Since the late 1950s there has been developing among the Black people a growing national consciousness or “nationalism.” This awareness was beginning to be articulated by Malcolm X when the U.S. ruling class ordered his assassination. Many activists in Black communities picked it up and began further to develop and articulate it. The ruling class, seeing this development and sensing its potential danger to the continued exploitation of Black masses, is attempting to co-opt it, divert it or confuse the people. If this is not successful, they will attempt to rally the white population against the Black people and prepare the country for open fascist suppression of Black people and their growing revolutionary movement.
One of the clearest examples is the recent Life magazine article entitled “Plot to Get Whitey” (June 10), in which the author (and an accompanying editorial) blows the trumpet for the “leading spokesmen” for the new Black militants, Leroi Jones and Dan Watts (editor of Liberator).
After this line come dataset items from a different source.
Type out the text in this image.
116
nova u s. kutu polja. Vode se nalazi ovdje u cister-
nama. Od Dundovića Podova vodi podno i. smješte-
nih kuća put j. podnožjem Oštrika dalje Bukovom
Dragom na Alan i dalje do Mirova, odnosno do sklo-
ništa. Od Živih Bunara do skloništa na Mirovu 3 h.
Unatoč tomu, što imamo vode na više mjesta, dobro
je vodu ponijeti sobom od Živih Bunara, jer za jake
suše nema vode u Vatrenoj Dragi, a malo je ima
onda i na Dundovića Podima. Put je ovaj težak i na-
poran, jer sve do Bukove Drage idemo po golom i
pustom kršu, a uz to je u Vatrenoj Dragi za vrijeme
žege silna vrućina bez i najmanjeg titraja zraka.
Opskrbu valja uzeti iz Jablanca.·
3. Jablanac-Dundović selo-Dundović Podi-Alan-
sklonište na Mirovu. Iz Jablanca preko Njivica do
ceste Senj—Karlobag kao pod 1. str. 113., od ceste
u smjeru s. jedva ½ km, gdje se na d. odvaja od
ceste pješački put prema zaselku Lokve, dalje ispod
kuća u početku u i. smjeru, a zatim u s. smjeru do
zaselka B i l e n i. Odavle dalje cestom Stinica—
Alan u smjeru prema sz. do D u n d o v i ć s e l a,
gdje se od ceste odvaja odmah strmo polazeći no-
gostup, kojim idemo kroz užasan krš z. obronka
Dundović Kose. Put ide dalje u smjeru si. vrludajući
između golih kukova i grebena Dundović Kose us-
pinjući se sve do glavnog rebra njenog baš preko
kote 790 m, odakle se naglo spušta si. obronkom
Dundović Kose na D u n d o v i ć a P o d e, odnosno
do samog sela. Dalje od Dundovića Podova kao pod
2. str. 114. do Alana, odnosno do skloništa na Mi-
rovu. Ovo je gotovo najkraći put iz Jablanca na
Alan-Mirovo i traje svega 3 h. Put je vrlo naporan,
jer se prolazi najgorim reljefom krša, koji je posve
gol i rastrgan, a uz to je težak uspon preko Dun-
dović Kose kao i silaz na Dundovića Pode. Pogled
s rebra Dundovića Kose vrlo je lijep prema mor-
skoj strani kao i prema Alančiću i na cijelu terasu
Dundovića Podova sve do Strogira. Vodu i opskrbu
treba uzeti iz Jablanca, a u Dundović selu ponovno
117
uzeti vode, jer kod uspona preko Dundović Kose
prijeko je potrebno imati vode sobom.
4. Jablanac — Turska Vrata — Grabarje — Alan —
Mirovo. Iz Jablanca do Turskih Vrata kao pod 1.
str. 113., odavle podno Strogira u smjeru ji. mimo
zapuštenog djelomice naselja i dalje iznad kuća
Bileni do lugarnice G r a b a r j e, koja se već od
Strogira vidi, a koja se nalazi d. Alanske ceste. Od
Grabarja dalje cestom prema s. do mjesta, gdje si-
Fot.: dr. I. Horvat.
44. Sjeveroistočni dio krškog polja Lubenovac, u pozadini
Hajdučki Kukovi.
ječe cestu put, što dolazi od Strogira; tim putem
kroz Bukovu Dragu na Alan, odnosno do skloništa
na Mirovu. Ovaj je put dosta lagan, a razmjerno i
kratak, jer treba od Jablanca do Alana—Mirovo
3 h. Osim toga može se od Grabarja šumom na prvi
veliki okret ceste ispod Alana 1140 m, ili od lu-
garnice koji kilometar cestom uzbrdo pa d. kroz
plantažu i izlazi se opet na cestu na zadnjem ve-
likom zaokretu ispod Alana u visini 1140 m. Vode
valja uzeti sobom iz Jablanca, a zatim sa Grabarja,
Of course, neither live in Harlem, have a base in Harlem or do any political work in Harlem. But the ruling class finds them useful because they make extreme statements, are in no position to carry their “threats” out, and serve the purpose of “justifying” repressive measures used against Black people.
To further “substantiate” his charges, the author of the Life article quotes extensively from unnamed members of RAM – the Revolutionary Action Movement – which disbanded at least a year ago.
Following Life’s example, the N.Y. Times (July 3) ran a long article under the title “Black Nationalists Gain More Attention In Harlem.” The Times writer disagreed with the Life writer, and was really going to dig down deep and get at the bottom of the story. And what did he come up with? A list of the exponents of “Black Power” – featuring some of the most reactionary nationalists to be found In Harlem (who are all, by the way, working for the government through Haryou)...Some of the other organizations mentioned, however, do play a positive role in the Harlem community.
There is a legitimate, progressive nationalism developing among the Black people. SNCC and its leadership has given it a slogan – “Black Power” – and the U.S. rulers are now out to see if they can contain or control it. Two-bit, so-called “leaders” have now come out in support of the slogan, even though many of them have distorted concepts of what the words mean. Even some of the basically pacifist-reformist organizations have voiced support. The Black people must be vigilant, because the purpose of some of these organizations and individuals is to serve as a “fifth column” in the Black people’s movement. We will know by their deeds how much they really believe in and are ready to support Black Power, and we will judge by their actions their claims of belief in self-defense.
If “Black Power” means building a Black united front-type organization – we support it!
If “Black Power” means that in those areas where the Black people are a majority they should control their destiny – we support it!
If “Black Power” means that when we are attacked by the racists, fascists and their organizations, we should strike back ten-fold – then we support it and will do anything in our power to make it live and grow Into a reality.
SNCC has the duty and obligation, since it has advanced the slogan, to spell out in clear and unequivocal terms what it means. We have advanced past the stage of supporting slogans – we must now support programs!